Внутренность церкви пугала гулкой пустотой. На месте амвона — сцена: был здесь клуб. В нем нас и поселили. Сколотили нары и пирамиду для оружия. Зажили непонятной для военного времени жизнью. Стерегли штабную избу, полуторку и три пароконки. По вечерам ходили на посиделки — в деревне было много девчат. Стекались за околицу, и закипало веселье. Правда, веселились девчата с грустинкой: их женихов-кавалеров подмела мобилизация, а мы народ пришлый, сегодня здесь, завтра там. Песни пели, частушки и в круг плясать ходили, а в глазах все равно грусть. Молодость звала веселиться, а воина горчинкой отдавала.
Никто нам не мешал, и никто не прижимал. Майор Славнин в деревне бывал наездами, капитан мотался по соседним деревням, встречался с местными властями.
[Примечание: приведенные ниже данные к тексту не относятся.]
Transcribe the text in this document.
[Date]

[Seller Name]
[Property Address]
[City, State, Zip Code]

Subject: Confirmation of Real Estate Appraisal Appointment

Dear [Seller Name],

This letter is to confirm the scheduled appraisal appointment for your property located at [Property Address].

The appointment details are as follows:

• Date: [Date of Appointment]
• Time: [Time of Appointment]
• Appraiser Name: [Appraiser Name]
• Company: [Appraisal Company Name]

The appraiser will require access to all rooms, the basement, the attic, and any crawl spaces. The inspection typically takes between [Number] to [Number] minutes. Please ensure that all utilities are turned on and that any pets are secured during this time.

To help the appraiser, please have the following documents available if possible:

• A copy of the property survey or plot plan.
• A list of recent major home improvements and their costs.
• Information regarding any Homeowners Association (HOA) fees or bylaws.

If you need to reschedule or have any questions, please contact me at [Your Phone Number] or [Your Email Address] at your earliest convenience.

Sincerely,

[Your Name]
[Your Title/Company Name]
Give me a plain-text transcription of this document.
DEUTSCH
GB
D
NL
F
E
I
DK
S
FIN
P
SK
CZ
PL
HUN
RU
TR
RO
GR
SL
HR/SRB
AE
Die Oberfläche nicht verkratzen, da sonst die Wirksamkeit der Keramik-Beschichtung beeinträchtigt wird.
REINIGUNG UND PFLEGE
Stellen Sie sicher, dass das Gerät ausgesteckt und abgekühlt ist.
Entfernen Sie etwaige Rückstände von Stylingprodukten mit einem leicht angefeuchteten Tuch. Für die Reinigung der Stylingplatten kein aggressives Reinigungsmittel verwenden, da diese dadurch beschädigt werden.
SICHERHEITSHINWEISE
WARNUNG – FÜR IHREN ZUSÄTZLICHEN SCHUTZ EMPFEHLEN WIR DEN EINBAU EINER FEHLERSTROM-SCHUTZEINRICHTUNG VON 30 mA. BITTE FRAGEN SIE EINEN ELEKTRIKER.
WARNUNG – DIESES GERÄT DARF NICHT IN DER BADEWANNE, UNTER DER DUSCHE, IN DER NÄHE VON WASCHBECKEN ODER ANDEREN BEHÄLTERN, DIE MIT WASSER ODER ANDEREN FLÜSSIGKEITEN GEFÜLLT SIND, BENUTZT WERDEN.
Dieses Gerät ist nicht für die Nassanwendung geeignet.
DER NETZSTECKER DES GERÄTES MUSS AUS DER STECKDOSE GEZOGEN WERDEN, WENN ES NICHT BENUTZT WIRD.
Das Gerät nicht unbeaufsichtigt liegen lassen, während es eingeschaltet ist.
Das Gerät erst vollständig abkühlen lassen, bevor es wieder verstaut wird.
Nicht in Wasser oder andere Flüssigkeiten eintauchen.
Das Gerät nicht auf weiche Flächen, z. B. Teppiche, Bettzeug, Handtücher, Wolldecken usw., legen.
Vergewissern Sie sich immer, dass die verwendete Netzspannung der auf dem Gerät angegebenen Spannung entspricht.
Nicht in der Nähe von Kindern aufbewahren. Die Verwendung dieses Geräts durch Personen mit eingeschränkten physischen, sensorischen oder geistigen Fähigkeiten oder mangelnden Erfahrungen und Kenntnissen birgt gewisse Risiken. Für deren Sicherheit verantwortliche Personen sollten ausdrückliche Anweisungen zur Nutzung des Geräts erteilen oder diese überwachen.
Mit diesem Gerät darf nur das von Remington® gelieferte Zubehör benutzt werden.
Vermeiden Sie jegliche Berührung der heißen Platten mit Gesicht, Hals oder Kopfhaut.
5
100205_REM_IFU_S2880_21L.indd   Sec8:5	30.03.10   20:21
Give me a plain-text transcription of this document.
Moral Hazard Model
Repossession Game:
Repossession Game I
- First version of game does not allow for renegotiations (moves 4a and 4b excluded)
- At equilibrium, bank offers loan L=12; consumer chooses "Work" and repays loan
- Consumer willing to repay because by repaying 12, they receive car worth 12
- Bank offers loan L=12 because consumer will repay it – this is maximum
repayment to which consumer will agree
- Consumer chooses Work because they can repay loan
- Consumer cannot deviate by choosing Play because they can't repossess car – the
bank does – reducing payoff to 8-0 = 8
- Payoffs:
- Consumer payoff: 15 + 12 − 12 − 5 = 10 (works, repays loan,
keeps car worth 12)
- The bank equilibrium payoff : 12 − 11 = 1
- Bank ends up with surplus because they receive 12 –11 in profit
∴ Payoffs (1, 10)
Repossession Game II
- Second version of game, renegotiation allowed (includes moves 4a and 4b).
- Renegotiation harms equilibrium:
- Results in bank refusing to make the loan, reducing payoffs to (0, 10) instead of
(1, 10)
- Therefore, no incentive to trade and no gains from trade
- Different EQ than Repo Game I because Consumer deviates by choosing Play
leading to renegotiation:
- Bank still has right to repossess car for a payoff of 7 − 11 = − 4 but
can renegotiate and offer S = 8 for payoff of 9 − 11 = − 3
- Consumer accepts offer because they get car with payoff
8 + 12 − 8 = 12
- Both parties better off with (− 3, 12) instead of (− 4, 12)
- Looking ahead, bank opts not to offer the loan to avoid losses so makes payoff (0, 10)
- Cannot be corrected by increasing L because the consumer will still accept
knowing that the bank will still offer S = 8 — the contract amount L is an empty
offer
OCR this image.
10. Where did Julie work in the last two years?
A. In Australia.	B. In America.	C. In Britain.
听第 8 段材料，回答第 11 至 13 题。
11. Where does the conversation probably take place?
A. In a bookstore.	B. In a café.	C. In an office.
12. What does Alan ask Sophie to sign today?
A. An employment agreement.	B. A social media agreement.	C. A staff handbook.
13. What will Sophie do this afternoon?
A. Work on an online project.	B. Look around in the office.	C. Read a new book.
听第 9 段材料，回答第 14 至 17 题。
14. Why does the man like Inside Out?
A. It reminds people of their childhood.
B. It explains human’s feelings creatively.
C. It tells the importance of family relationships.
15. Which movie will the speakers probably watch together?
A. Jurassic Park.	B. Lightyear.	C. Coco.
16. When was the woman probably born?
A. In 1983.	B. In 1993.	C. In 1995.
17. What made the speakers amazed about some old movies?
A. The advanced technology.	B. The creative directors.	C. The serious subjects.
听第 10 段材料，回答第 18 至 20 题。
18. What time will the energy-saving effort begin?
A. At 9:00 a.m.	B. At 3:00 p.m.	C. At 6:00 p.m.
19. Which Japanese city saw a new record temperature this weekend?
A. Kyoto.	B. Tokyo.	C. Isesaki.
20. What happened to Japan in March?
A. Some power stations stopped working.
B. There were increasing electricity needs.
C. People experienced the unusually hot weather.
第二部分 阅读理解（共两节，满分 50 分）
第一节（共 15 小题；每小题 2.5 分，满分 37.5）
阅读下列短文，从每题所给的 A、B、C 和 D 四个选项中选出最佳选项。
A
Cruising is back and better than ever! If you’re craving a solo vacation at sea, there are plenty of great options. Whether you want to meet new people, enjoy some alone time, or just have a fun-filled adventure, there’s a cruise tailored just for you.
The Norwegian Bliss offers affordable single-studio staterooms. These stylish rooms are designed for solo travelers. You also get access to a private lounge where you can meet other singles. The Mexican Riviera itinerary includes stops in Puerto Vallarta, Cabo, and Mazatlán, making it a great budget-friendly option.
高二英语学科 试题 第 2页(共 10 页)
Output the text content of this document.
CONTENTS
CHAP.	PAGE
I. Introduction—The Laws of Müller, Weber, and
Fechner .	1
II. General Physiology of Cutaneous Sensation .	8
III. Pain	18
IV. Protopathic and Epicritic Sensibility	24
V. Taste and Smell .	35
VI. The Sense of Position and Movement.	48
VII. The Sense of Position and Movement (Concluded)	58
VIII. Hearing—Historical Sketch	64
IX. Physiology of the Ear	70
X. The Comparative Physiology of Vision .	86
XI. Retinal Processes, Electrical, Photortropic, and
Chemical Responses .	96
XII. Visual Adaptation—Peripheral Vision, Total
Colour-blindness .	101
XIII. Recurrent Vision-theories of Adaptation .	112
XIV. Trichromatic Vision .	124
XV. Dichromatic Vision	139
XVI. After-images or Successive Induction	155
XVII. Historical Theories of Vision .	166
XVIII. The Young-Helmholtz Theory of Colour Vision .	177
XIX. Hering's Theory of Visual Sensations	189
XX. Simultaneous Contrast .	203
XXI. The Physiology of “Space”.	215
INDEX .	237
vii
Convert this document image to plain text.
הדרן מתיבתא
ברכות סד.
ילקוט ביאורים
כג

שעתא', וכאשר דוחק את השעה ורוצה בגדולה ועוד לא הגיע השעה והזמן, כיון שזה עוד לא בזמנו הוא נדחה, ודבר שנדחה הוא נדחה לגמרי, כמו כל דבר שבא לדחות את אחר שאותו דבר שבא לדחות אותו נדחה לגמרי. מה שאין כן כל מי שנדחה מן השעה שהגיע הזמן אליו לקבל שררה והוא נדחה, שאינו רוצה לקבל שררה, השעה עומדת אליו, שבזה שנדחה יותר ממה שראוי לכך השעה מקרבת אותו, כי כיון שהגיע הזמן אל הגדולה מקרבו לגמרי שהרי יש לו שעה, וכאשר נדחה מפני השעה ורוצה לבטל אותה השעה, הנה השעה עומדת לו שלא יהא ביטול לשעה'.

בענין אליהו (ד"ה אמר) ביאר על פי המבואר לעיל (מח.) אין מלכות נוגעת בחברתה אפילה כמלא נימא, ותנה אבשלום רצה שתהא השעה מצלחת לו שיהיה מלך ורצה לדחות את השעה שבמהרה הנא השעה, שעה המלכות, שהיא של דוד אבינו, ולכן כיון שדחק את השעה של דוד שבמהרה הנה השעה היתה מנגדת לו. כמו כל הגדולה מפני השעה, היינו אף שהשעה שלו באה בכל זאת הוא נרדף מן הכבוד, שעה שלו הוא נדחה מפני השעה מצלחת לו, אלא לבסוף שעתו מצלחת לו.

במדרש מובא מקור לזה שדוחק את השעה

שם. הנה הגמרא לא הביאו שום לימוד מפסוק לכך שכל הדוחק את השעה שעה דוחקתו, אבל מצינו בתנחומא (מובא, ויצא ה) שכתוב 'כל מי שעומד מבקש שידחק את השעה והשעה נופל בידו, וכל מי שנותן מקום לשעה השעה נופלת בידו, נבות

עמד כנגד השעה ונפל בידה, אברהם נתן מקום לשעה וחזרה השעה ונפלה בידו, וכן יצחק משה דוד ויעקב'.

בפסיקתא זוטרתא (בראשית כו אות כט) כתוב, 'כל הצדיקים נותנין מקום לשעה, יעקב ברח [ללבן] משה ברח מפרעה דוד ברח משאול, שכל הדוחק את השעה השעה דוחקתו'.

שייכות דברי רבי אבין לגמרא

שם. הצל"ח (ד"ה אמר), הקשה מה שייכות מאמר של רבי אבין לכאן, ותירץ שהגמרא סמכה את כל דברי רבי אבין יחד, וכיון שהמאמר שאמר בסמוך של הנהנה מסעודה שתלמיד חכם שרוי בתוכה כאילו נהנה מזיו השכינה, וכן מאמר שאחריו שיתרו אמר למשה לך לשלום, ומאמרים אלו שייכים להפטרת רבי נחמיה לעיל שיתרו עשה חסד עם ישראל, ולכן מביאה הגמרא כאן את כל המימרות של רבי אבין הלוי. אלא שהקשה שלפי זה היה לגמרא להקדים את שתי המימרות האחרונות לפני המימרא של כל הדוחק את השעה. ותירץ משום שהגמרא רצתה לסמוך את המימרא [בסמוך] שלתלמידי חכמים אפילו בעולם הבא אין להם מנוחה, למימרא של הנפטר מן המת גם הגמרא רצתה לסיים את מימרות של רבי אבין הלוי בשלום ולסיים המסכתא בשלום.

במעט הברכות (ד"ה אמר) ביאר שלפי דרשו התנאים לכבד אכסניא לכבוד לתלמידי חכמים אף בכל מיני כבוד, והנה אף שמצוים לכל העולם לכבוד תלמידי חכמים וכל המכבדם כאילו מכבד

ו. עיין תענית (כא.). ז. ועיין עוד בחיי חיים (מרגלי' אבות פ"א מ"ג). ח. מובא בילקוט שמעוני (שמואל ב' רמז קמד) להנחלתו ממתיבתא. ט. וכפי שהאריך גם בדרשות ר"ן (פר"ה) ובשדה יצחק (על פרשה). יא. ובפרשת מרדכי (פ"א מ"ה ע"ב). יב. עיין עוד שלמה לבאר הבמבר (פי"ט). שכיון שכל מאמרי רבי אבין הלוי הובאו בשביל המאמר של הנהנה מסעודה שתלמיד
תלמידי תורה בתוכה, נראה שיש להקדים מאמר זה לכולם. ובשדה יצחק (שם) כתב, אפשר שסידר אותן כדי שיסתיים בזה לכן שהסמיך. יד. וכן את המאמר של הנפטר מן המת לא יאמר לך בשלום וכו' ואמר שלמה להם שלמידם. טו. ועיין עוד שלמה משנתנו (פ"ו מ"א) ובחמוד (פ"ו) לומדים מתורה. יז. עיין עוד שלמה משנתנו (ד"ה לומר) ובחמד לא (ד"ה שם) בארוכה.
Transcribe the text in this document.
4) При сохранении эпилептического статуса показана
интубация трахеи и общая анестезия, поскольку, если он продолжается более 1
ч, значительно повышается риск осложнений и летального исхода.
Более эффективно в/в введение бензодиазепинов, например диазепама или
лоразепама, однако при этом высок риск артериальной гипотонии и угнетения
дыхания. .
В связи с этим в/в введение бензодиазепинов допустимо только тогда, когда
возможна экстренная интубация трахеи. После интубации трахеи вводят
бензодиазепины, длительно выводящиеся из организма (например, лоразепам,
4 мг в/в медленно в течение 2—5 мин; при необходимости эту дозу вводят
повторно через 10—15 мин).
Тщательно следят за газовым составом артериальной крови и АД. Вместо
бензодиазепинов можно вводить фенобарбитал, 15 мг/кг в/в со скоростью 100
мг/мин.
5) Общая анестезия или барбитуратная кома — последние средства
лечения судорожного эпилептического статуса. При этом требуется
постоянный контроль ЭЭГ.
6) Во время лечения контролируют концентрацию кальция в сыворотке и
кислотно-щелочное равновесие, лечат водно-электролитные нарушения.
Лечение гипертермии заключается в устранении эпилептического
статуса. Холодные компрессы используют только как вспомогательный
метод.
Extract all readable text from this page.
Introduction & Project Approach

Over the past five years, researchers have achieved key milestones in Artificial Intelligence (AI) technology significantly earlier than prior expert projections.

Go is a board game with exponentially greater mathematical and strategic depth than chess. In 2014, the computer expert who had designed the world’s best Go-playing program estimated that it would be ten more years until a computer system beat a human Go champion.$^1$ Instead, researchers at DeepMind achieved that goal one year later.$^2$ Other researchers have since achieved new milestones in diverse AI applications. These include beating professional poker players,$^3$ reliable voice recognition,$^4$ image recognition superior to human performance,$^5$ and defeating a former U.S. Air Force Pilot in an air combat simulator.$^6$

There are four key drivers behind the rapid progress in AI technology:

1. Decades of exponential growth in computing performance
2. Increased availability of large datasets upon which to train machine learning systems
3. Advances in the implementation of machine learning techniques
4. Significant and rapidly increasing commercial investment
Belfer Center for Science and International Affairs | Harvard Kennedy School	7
Наш комроты сутками просиживал за шахматами: подобрал напарника и резались в своё удовольствие. Старшина горько вздыхал: такие порядки его злили.
— Солдат от безделья портится, — ворчал он. — Коль нет дела, то надобно выдумать его.
Нам, кадровым, такие порядки и в самом деле казались странными. Незадолго до войны в армии ввели новый дисциплинарный Устав. Отлучка без разрешения даже на несколько минут сурово наказывалась. Особо провинившиеся отсылались в дисциплинарный батальон. Для нас время, проведенное в армии до войны, не прошло даром — научились ходить по струнке. А в Яловке жили, как хотели. В казарму могли и не приходить. Мы с Самусевым, например, несколько ночей провели в окраинном домике.